Es sollte bemerkt werden, dass die Interferenzenergieschätzung auch unter Benutzung der bekannten CPICH-Pilotsymbole erhalten werden kann. Ein Vorteil dieses Ansatzes ist, dass sich für den Fall von DPCH die Schätzung der Interferenzenergie mehr Symbole zunutze machen kann als für den TPC-Bit-basierten Ansatz verfügbar sind. Es sollte jedoch bemerkt werden, dass in einer Mehrfachpfadumgebung (multipath enviroment) die Interzell-Interferenzkomponente aufgrund von Code-Nichtorthogonalität für den CPICH und den F-DPCH/DPCH verschieden sein wird.

Die Schätzung der Signalenergie und die Schätzung der Interferenzenergie, welche gemäß der vorliegenden Erfindung abgeleitet sind, können für eine Anzahl von Zwecken eingesetzt werden. Insbesondere kann die abgeschätzte Signalenergie und die abgeschätzte Interferenzenergie beim Prozessieren des empfangenen Signals und/oder zum Erzeugen von Steuerinformation benutzt werden, welche die Übermittlung eines Signals von dem drahtlosen Empfänger betrifft. In dieser Hinsicht kann die erzeugte Steuerinformation ein Steuersignal sein, welches zu transmittieren ist, wie etwa ein TPC-Symbol. Alternativ kann die erzeugte Steuerinformation die Weise steuern, in welcher ein Signal von dem drahtlosen Empfänger transmittiert wird. Die Energie oder Leistung (power), mit welcher ein Signal transmittiert wird, kann z. B. unter Benutzung der erzeugten Steuerinformation gesteuert werden. Ein Signal, dessen Transmission unter Benutzung der erzeugten Steuerinformation gesteuert wird, muss nicht notwendiger Weise ein Steuersignal sein und kann irgendein Typ eines Signals sein, wie etwa ein Datensignal.

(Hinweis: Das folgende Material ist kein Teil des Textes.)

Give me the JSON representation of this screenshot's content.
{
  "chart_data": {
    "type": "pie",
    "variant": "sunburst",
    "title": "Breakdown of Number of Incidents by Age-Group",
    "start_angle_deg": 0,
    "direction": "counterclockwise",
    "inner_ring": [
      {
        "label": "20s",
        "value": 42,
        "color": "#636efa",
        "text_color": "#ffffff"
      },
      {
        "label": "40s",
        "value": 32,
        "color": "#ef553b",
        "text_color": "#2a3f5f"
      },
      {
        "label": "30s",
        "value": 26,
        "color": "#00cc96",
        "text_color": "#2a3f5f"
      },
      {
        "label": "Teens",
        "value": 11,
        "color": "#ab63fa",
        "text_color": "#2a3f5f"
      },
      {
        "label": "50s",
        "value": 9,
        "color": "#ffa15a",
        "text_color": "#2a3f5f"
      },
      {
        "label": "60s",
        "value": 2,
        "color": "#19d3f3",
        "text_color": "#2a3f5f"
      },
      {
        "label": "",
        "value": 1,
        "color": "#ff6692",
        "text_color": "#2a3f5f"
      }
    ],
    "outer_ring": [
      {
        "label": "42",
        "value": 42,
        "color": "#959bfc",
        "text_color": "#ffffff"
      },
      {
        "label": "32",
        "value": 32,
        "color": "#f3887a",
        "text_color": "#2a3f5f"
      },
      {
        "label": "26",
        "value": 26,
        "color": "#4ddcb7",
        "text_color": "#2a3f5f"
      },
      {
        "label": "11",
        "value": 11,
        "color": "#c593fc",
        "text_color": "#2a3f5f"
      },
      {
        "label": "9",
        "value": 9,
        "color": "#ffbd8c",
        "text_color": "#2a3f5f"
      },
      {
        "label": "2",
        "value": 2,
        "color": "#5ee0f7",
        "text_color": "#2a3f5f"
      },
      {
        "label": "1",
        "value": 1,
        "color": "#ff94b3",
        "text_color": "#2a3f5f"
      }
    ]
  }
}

Die Schätzungen der Signalenergie und der Interferenzenergie können in der Kalkulation von Zuverlässigkeitsinformation benutzt werden, z. B. in der Form eines Log-Likelihood-Verhältnisses, welches typischer Weise zur Channeldekodierung benutzt wird, jedoch andere mögliche Benutzungen hat, wie für einen Fachmann in der Technik bekannt sein würde. Die Schätzungen der Signalenergie und der Interferenzenergie können mit Schwellwerten verglichen werden, um out-of-sync/in-sync-Bedingungen oder -Zustände zu bestimmen, d. h. zu bestimmen, ob ein Link zu terminieren ist, auf welchem das Signal empfangen wird. Auf diese Weise, wenn die Interferenzenergie einen Interferenzschwellwert übersteigt oder wenn die abgeschätzte Signalenergie geringer ist als ein Signalschwellwert oder wenn das Verhältnis der abgeschätzten Signalenergie zu der abgeschätzten Interferenzenergie geringer ist als SIR-Schwellwert, kann dann auf diese Weise der Link terminiert werden und andernfalls braucht der Link nicht terminiert zu werden.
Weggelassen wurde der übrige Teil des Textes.